La foire Art Up de Lille, un rendez-vous grand public ?

Durant quatre jours, Lille Grand Palais s’est transformé en vaste musée d’art contemporain mais aussi en haut lieu de rencontres entre galeristes, collectionneurs et artistes.

    La foire commerciale Art Up est l’occasion de parcourir l’art contemporain sous toutes ses coutures, à travers 12.000 m² d’exposition d’œuvres.

La foire commerciale Art Up est l’occasion de parcourir l’art contemporain sous toutes ses coutures, à travers 12.000 m² d’exposition d’œuvres.

La foire d’art contemporain Art Up accueillait du 12 au 15 février une centaine de galeristes venus de la France entière et de l’étranger pour exposer leurs artistes. Fidèle à son statut de centre culturel, la ville de Lille promeut un évènement accessible à tous. Un plan de communication réussi car lors de cette huitième édition, 28.000 personnes ont flâné, et acheté.

Il faut dire qu’il y a de quoi trouver son bonheur dans les allées du Grand Palais, avec 12.000 m² de photographies, peintures, estampes, sculptures, installations, du minimalisme au gigantisme, loufoque ou inspiré. Une diversité qui ravit toutes les générations : « Nous sommes venus pour faire un travail de critique d’une œuvre et c’est juste incroyable ! », s’émerveille un groupe d’étudiants en industries culturelles. Dominique et Laurence ont passé l’âge de s’enthousiasmer, et pour cause, elles sont des habituées de l’évènement : « Chaque année on vient entre copines pour découvrir les innovations », expliquent-elles. Mais derrière cet aspect populaire, il ne faut pas oublier qu’Art Up est avant tout une foire commerciale. Avec des galeristes venus pour faire des affaires.

Le grand public, au conditionnel

C’est la troisième fois que l’Absolute Art Gallery d’Anvers participe au salon « pour trouver de nouveaux acheteurs », affirme son gérant Alain Swimberghe. Au deuxième jour, il déplore presque de n’avoir rencontré que des artistes et des visiteurs. Pour les exposants, cette grande réunion artistique est surtout l’occasion d’élargir son réseau. Ana Berdoulat de la galerie Maxanart est venue du Pays Basque pour se faire connaître : « Nous n’avons pas reçu de véto de la part de la direction artistique, c’est un gage de qualité », se rassure-t-elle.
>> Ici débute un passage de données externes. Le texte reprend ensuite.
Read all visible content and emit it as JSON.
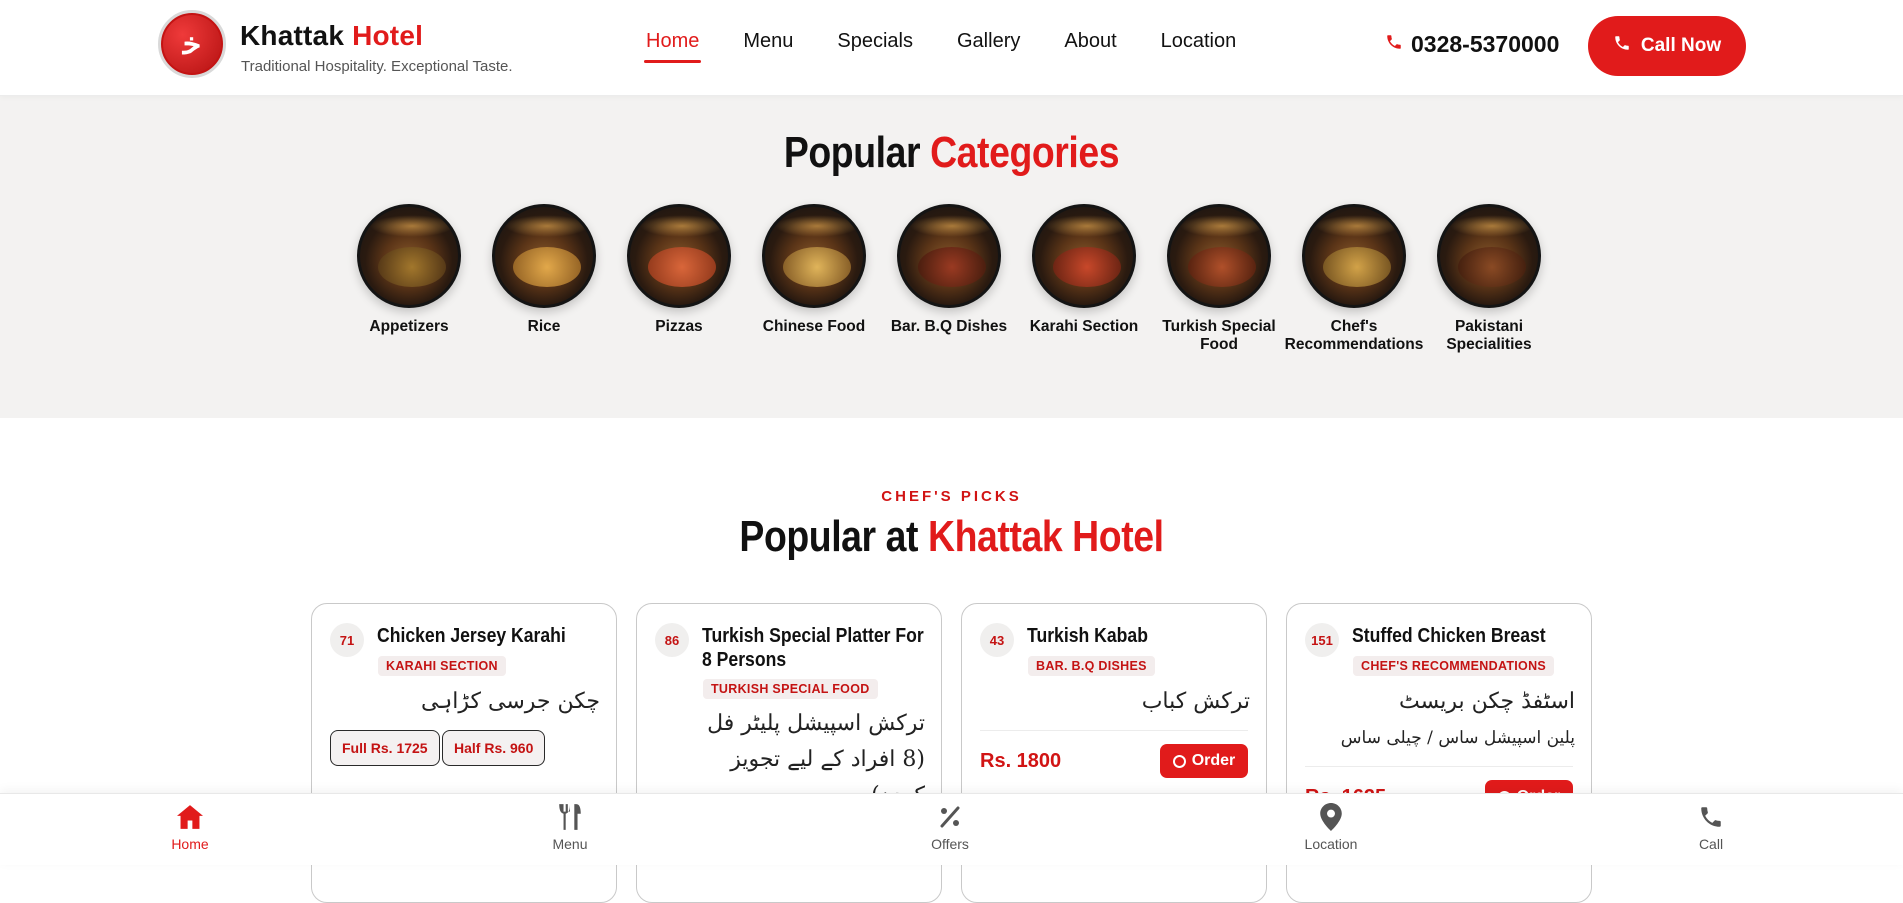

Lorsqu’on évoque le public néophyte, le ton se veut prudent : « Je ne refuse pas de discuter avec ceux qui veulent apprendre », déclare Arnaud Pagnier qui ouvrira sa galerie à Lille en automne 2015. Usage du conditionnel par Ana Berdoulat : « Tout le monde devrait se rencontrer, ça serait une belle ouverture. » Mais l’intérêt du galeriste n’est jamais bien loin : « Nous avons besoin de collectionneurs pour valoriser nos artistes, qui le méritent bien », poursuit-elle.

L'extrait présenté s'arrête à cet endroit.